Section 2254 applies to "a person in custody pursuant to the judgment of a State court . . . in custody in violation of the Constitution or laws or treaties of the United States." § 2254(a). Section 2254's "in custody" requirement may be met where a petitioner is on probation, parole, or bail. Duvallon v. Florida, 691 F.2d 483, 485 (11th Cir. 1982). A former prisoner who remains subject to the terms of his sex offender probation is "in custody" for purposes of the federal habeas statute. Hamner v. Deputy Secretary of the Fla. Dep't of Corrections, 468 F. App'x 875, 877 n.1 (11th Cir. 2011) (citing Jones v. Cunningham, 371 U.S. 236, 242-43 (1963)).
Here, the only relief Plaintiff seeks is from his underlying conviction or sentence. The only way to obtain this relief is by filing a petition for writ of habeas corpus pursuant to § 2254. A review of PACER reveals, however, that Plaintiff previously filed a § 2254 petition based on, what appears to be, the same underlying conviction regarding the instant complaint.
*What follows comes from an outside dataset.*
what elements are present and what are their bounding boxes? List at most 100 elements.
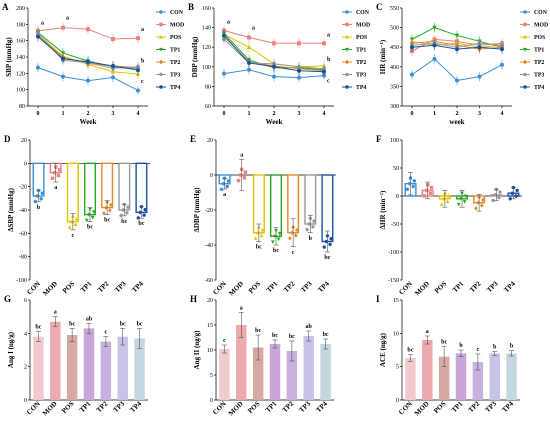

See Stark v. Jones, No. 1:16-cv-057-MP-EMT (N.D. Fla. Mar. 9, 2016). That petition was denied on December 7, 2016. Id., ECF Nos. 27-28.
In order to file a second or successive § 2254 petition a petitioner must first obtain an order from the court of appeals authorizing the district court to consider it. 28 U.S.C. § 2244(b)(3)(A); see also Jordan v. Secretary, Dep't of Corrections, 485 F.3d 1351, 1353 (11th Cir. 2007) (requiring petitioner to obtain order from appellate court prior to filing second or successive § 2254 petition after first habeas petition was dismissed as untimely). Absent authorization, the district court lacks jurisdiction to consider a second or successive petition. See Farris v. United States, 333 F.3d 1211, 1216 (11th Cir. 2003) (addressing a successive motion to vacate under 28 U.S.C. § 2255). Thus, Petitioner would first be required to obtain authorization from the Eleventh Circuit prior to filing his petition in this Court.
A review of the Eleventh Circuit Court of Appeals Docket indicates, however, that Petitioner has not obtained authorization from the Eleventh Circuit to file a successive § 2254 petition. Accordingly, even construed as a habeas petition, the Court has no other alternative but to dismiss the instant petition for lack of jurisdiction. See McCallum v. McDonough, 257 F. App'x 157, 159 (11th Cir. 2007) (reiterating that a district court lacks jurisdiction under the Antiterrorism and Effective Death Penalty Act (AEDPA) to consider a second or successive habeas petition that has not been previously authorized to be filed by an appellate court pursuant to § 2244(b)(3)(A)) (citing Hill v. Hooper, 112 F.2d 1088, 1089 (11th Cir. 1997)).
Accordingly, upon due consideration, it is ORDERED that:
1. Plaintiff's motion for leave to proceed as a pauper, ECF No. 2, is GRANTED;
2. Plaintiff's motion for leave to proceed as a pauper, ECF No. 5, is DENIED as moot; and
In light of the foregoing, it is respectfully RECOMMENDED that the amended complaint, ECF No. 4, should be DISMISSED.
DONE AND ORDERED this 14th day of March, 2017.